У нее сжалось сердце – это было уже явное оскорбление, нанесенное с холодным расчетом и прямо в сердце противника. В своей частной жизни Джемма никогда не ладила с реальностью и логикой. Реальность заключалась в том, что, живя в Париже, герцогиня изменяла мужу, хотя, разумеется, ее временные союзы не приводили к рождению детей. В понимании Джеммы тот факт, что Бомон открыто изменял ей как в прошлом, так, по-видимому, и теперь с той или иной своей любовницей, был гораздо более тяжким прегрешением.

– Если наш ребенок будет зачат сейчас, когда столь силен интерес к вашему матчу с Вильерсом, – гнул свою линию Бомон, – многие сочтут его незаконнорожденным. Самое малое, дитя рискует потерять право на наследство, что поставит под удар его будущее счастье.

– Вы правы, – согласилась Джемма.

– Было бы разумнее просить вас прекратить матч, но я взял себе за правило никогда не просить у других политиков того, что они не могут мне дать, такого же правила я придерживаюсь и в домашних делах.

– Если вы плохо себя чувствуете, я тотчас откажусь от игры с Вильерсом.

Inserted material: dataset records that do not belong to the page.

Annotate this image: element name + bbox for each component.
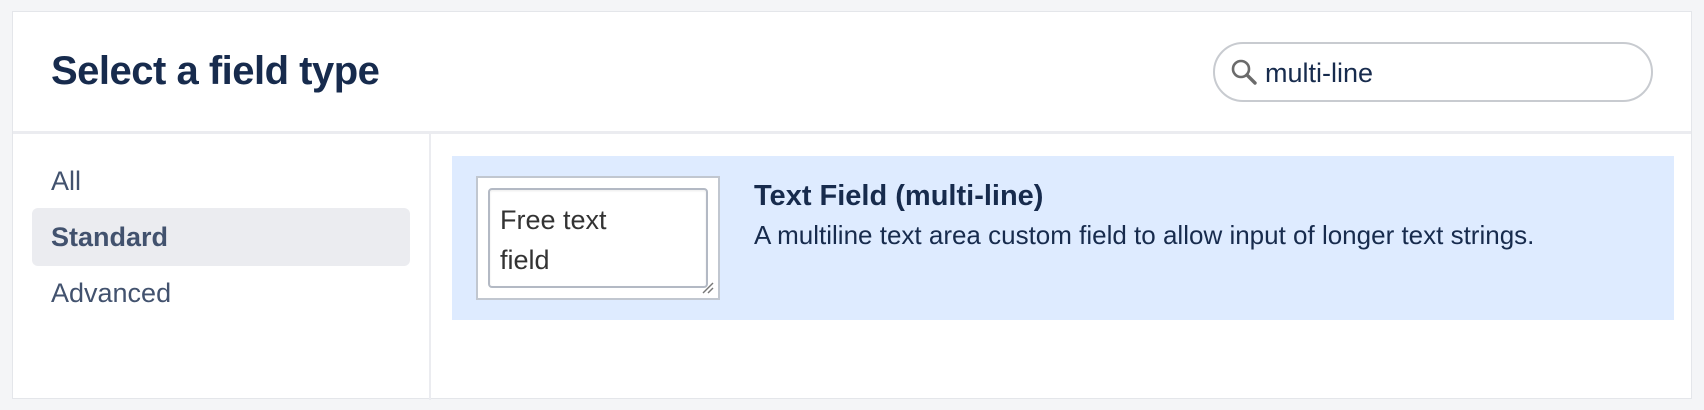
sidebar-item-label: All bbox=[51, 166, 82, 196]
dialog-title: Select a field type bbox=[51, 49, 380, 93]
search-icon bbox=[1231, 59, 1257, 85]
sidebar-item-standard[interactable]: Standard bbox=[32, 208, 410, 266]
sidebar-item-all[interactable]: All bbox=[32, 152, 410, 210]
resize-grip-icon bbox=[702, 282, 714, 294]
category-sidebar: All Standard Advanced bbox=[13, 134, 431, 400]
field-type-dialog: Select a field type All Standard Advance… bbox=[12, 11, 1692, 400]
field-type-title: Text Field (multi-line) bbox=[754, 180, 1044, 212]
field-preview: Free text field bbox=[476, 176, 720, 300]
search-input[interactable] bbox=[1263, 52, 1637, 94]
dialog-body: All Standard Advanced Free text field Te… bbox=[13, 134, 1691, 400]
preview-textarea: Free text field bbox=[488, 188, 708, 288]
sidebar-item-label: Standard bbox=[51, 222, 169, 252]
sidebar-item-label: Advanced bbox=[51, 278, 172, 308]
dialog-header: Select a field type bbox=[13, 12, 1691, 134]
field-type-option[interactable]: Free text field Text Field (multi-line) … bbox=[452, 156, 1674, 320]
field-type-description: A multiline text area custom field to al… bbox=[754, 220, 1535, 250]
search-box[interactable] bbox=[1213, 42, 1653, 102]
results-panel: Free text field Text Field (multi-line) … bbox=[431, 134, 1691, 400]
sidebar-item-advanced[interactable]: Advanced bbox=[32, 264, 410, 322]
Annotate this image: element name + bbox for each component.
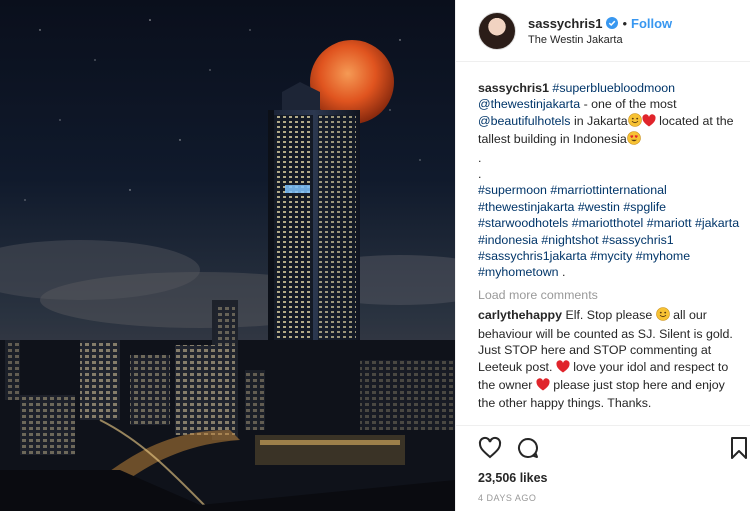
- action-icons: [478, 436, 540, 460]
- caption-hashtag-link[interactable]: #indonesia: [478, 233, 538, 247]
- comment-text: Elf. Stop please all our behaviour will …: [478, 307, 733, 410]
- heart-eyes-emoji-icon: [626, 131, 641, 149]
- caption-text: #superbluebloodmoon @thewestinjakarta - …: [478, 81, 739, 279]
- post-photo[interactable]: [0, 0, 455, 511]
- smile-emoji-icon: [627, 113, 642, 131]
- follow-button[interactable]: Follow: [631, 16, 672, 31]
- caption-hashtag-link[interactable]: #nightshot: [541, 233, 598, 247]
- location-link[interactable]: The Westin Jakarta: [528, 34, 672, 46]
- heart-emoji-icon: [642, 114, 656, 131]
- post-username[interactable]: sassychris1: [528, 16, 602, 31]
- photo-scene: [0, 19, 455, 511]
- header-text: sassychris1 • Follow The Westin Jakarta: [528, 16, 672, 46]
- caption-hashtag-link[interactable]: #sassychris1jakarta: [478, 249, 587, 263]
- smile-emoji-icon: [655, 307, 670, 325]
- caption-username[interactable]: sassychris1: [478, 81, 549, 95]
- city-skyline: [0, 300, 455, 511]
- post-sidebar: sassychris1 • Follow The Westin Jakarta …: [455, 0, 750, 511]
- comments-list: sassychris1 #superbluebloodmoon @thewest…: [478, 80, 740, 412]
- likes-count[interactable]: 23,506 likes: [478, 471, 548, 485]
- action-bar: 23,506 likes 4 DAYS AGO: [456, 425, 750, 511]
- caption-hashtag-link[interactable]: #mariotthotel: [572, 216, 644, 230]
- separator-dot: •: [622, 15, 628, 31]
- comment-username[interactable]: carlythehappy: [478, 308, 562, 322]
- avatar[interactable]: [478, 11, 516, 50]
- heart-icon[interactable]: [478, 436, 502, 460]
- post-header: sassychris1 • Follow The Westin Jakarta: [456, 0, 750, 62]
- caption-text-segment: in Jakarta: [570, 113, 628, 128]
- caption-hashtag-link[interactable]: #superbluebloodmoon: [552, 81, 675, 95]
- caption-hashtag-link[interactable]: #starwoodhotels: [478, 216, 568, 230]
- comment-text-segment: Elf. Stop please: [562, 308, 656, 323]
- caption-hashtag-link[interactable]: @beautifulhotels: [478, 114, 571, 128]
- verified-badge-icon: [606, 17, 619, 29]
- caption-hashtag-link[interactable]: #mycity: [590, 249, 632, 263]
- caption-hashtag-link[interactable]: #mariott: [647, 216, 692, 230]
- caption-hashtag-link[interactable]: #sassychris1: [602, 233, 674, 247]
- comment-item: carlythehappy Elf. Stop please all our b…: [478, 307, 740, 411]
- caption-text-segment: - one of the most: [580, 97, 677, 112]
- caption-hashtag-link[interactable]: #westin: [578, 200, 620, 214]
- caption-comment: sassychris1 #superbluebloodmoon @thewest…: [478, 80, 740, 281]
- load-more-comments-button[interactable]: Load more comments: [478, 287, 740, 303]
- post-timestamp: 4 DAYS AGO: [478, 493, 537, 503]
- caption-hashtag-link[interactable]: @thewestinjakarta: [478, 97, 580, 111]
- caption-text-segment: .: [478, 167, 482, 182]
- caption-hashtag-link[interactable]: #myhometown: [478, 265, 559, 279]
- comment-icon[interactable]: [516, 436, 540, 460]
- caption-hashtag-link[interactable]: #jakarta: [695, 216, 739, 230]
- header-top-row: sassychris1 • Follow: [528, 16, 672, 31]
- bookmark-icon[interactable]: [727, 436, 750, 460]
- caption-hashtag-link[interactable]: #thewestinjakarta: [478, 200, 574, 214]
- caption-hashtag-link[interactable]: #myhome: [636, 249, 690, 263]
- caption-text-segment: .: [478, 150, 482, 165]
- caption-hashtag-link[interactable]: #marriottinternational: [550, 183, 666, 197]
- heart-emoji-icon: [556, 359, 570, 377]
- caption-hashtag-link[interactable]: #supermoon: [478, 183, 547, 197]
- heart-emoji-icon: [536, 378, 550, 395]
- caption-text-segment: .: [558, 265, 566, 280]
- caption-hashtag-link[interactable]: #spglife: [623, 200, 666, 214]
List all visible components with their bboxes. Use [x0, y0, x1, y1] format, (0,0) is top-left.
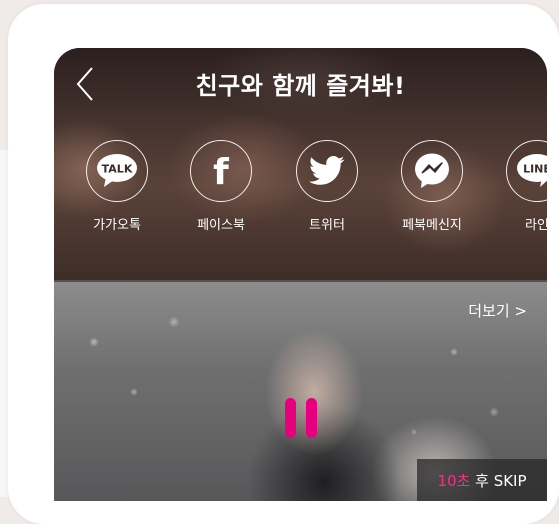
skip-countdown: 10초 — [437, 471, 471, 490]
share-circle: f — [190, 140, 252, 202]
share-circle — [296, 140, 358, 202]
share-label-kakaotalk: 가가오톡 — [93, 218, 141, 233]
skip-button[interactable]: 10초 후 SKIP — [417, 459, 547, 501]
share-item-messenger[interactable]: 페북메신지 — [392, 140, 472, 233]
share-circle — [401, 140, 463, 202]
kakaotalk-icon-text: TALK — [102, 163, 133, 176]
phone-frame: 친구와 함께 즐겨봐! TALK 가가오톡 f 페이스북 트위터 페북메신지 L… — [8, 4, 559, 524]
share-circle: LINE — [506, 140, 547, 202]
share-item-kakaotalk[interactable]: TALK 가가오톡 — [77, 140, 157, 233]
share-item-facebook[interactable]: f 페이스북 — [181, 140, 261, 233]
more-link[interactable]: 더보기 > — [468, 300, 527, 321]
share-label-messenger: 페북메신지 — [402, 218, 462, 233]
share-panel: 친구와 함께 즐겨봐! TALK 가가오톡 f 페이스북 트위터 페북메신지 L… — [54, 48, 547, 280]
pause-icon[interactable] — [283, 396, 319, 440]
share-circle: TALK — [86, 140, 148, 202]
share-item-twitter[interactable]: 트위터 — [287, 140, 367, 233]
share-item-line[interactable]: LINE 라인 — [497, 140, 547, 233]
twitter-icon — [309, 156, 345, 185]
kakaotalk-icon: TALK — [97, 154, 137, 187]
video-player[interactable]: 더보기 > 10초 후 SKIP — [54, 282, 547, 501]
messenger-icon — [415, 153, 449, 188]
phone-screen: 친구와 함께 즐겨봐! TALK 가가오톡 f 페이스북 트위터 페북메신지 L… — [54, 48, 547, 501]
page-title: 친구와 함께 즐겨봐! — [195, 72, 406, 100]
line-icon-text: LINE — [523, 163, 547, 176]
share-label-line: 라인 — [525, 218, 547, 233]
share-label-facebook: 페이스북 — [197, 218, 245, 233]
share-label-twitter: 트위터 — [309, 218, 345, 233]
facebook-icon-text: f — [213, 152, 229, 191]
skip-label: 후 SKIP — [470, 471, 527, 490]
facebook-icon: f — [213, 152, 229, 191]
line-icon: LINE — [517, 154, 547, 187]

Что, у вас опять был обморок?

– Слава Богу, нет.

– Тогда лучше все-таки подождать с… близостью до окончания матча, как вы и сказали.

Герцог поклонился:

– В таком случае…

– Но это не означает, что вы можете заигрывать с многоуважаемой мисс Татлок. Не забывайте, я нахожусь в добром здравии и отнюдь не собираюсь зачахнуть от неизлечимой болезни.

– Рад это слышать.

– Боюсь, мисс Татлок не разделила бы вашей радости.

– Подумать только, герцогиня Бомон ревнует! – рассмеялся Элайджа, и его смех порадовал Джемму еще и потому, что смеялся Бомон чрезвычайно редко. – Я уж и не надеялся дождаться этого дня! Должен признаться, это побуждает меня относиться к мисс Татлок более снисходительно.

– Я никогда не умела делиться, Элайджа, как вы убедились вскоре после нашей свадьбы, не правда ли? – парировала Джемма, поднимаясь со стула.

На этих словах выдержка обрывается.